Ezra Miller, Henry Cavill, Ray Fisher, Gal Gadot, Ben Affleck, and Jason Momoa star in “Justice League.”

When “The Dark Knight” was released in 2008, it produced a shockwave in the comic-book movie ecosystem that is felt to this day. Here was a film that respected and relished its characters and the world they inhabited, while still tweaking the comic book aesthetic for a cinematic delivery.

Although flawed, “The Dark Knight” raised the bar for comic book movies, delivering a fully-realized and mature experience during a time when comic book films were still grappling with their identity.

Eight years later, we have “Justice League.” “Justice League” is the antithesis of everything intelligent filmmaking in the comic book realm represents. It is stupid and boorish, strung together by a loose collection of scenes so haphazardly edited it’s akin to reading a novel with paragraphs and chapters erased at random and then placed in an order resembling pure entropy.

After the brief bright spot that was “Wonder Woman,” there was a glimmer of hope for the DC universe. But where “Wonder Woman” excelled in its ability to weave tinges of humor throughout its plot, “Justice League” fails spectacularly.
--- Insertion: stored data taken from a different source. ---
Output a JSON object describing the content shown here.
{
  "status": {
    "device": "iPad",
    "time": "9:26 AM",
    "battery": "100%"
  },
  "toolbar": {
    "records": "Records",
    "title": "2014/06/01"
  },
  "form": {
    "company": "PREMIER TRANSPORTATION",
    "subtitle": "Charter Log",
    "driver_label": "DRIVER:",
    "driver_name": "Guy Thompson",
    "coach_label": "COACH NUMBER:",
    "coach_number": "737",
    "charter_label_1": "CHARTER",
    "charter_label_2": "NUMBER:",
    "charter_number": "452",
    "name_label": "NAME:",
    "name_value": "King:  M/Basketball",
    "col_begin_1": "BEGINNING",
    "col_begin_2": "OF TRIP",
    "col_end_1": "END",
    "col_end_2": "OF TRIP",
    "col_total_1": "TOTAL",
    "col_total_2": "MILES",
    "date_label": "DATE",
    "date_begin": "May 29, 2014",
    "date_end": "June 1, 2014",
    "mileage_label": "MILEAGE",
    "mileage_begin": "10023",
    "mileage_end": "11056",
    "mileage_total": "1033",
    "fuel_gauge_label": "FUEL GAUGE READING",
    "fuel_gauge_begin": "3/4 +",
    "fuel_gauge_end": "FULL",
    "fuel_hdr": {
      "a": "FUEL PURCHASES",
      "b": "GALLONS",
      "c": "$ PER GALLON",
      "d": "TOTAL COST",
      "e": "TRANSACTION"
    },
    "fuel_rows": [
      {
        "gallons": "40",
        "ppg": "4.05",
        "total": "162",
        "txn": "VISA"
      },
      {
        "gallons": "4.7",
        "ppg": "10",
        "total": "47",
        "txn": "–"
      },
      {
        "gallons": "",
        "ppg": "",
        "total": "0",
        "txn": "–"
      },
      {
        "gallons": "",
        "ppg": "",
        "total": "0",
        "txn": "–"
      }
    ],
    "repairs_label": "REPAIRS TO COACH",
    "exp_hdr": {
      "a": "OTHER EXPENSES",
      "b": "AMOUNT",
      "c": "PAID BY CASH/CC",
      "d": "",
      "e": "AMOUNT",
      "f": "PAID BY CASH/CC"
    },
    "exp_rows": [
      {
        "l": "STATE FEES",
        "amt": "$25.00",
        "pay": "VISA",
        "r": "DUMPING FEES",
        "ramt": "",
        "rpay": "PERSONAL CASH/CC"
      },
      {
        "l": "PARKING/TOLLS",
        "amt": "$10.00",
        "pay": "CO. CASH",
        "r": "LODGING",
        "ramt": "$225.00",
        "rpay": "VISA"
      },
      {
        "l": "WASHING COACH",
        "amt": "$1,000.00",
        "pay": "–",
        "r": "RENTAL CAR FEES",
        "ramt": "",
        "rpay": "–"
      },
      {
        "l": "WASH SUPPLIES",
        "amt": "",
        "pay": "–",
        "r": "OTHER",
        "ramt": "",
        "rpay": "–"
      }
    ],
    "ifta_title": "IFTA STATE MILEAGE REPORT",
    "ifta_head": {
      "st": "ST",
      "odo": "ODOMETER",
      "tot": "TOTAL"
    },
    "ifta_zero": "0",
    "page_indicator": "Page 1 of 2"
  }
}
Joss Whedon, who helped write the script and direct after Zack Snyder dropped out due to a family tragedy, brings his signature dialogue to the film, but it doesn’t work, for lack of comedic chemistry. This type of writing shines in “The Avengers” because the cast can support it, but here it lies flat and lifeless.

Gone is the xenophobic and cruel Batman from the previous film, (the most interesting part of “Batman vs Superman”), replaced by a knockoff impression of Robert Downey Jr.’s Tony Stark. Jason Momoa’s Aquaman just feels like a poor man’s Thor without the comedic timing and charisma of Chris Hemsworth. Ray Fisher’s Cyborg is mechanical in every sense of the word.

There’s a bright spot is Ezra Miller’s Flash, but even he is just a re-skinning of Quicksilver from “X-men.”. Gal Gadot is still wonderful as Wonder Woman, but the film can’t rest on her shoulders alone.

This attempt at comedy is misguided. In addition to it being a complete tonal overcorrection from the moody and dour “Batman vs. Superman,” it also belies the dramatic tension the film is trying to establish.

Superhero films in general suffer in this aspect, but “Justice League” feels like one big pillow fight — due to a threadbare villain and the introduction of new characters. Furthermore, thanks to all of the re-shoots and behind-the-scenes meddling (20 percent of this film was re-shot under Whedon’s guidance), the CGI for the villain, the settings, and even Henry Cavill’s mustachioed face are laughable and clearly unfinished.

Where does this leave the DC franchise? While it clearly set out to be a rival to the Marvel Cinematic Universe, that future seems less certain now. After the critical failures of so many films — not to mention the colossal fiscal failure of Batman vs. Superman — it lies at the precipice of success and failure.

Ben Affleck is clearly uninterested in being Batman, and the trilogy of films planned for his character hinge on the success of “Justice League,” but even that may not be enough. We may be watching a universe unravel.

At its core, this is a film that wants desperately to be whatever the audience thinks it should be. It’s a cinematic chameleon, trying to impress anybody and everybody who has a ticket to buy.

On one hand, it’s a bootleg version of “The Avengers,” without the charm, comedy, or real talent — not to mention the groundwork established by the preliminary films in that universe that justify the characters converging in one movie. On the other hand, it’s just a workshop of how not to make a movie, and how bending to the idea of what people are looking for can result in disaster. Almost every aspect of this film is flawed.

If you’re looking to waste 10 dollars, just burn it and watch that instead.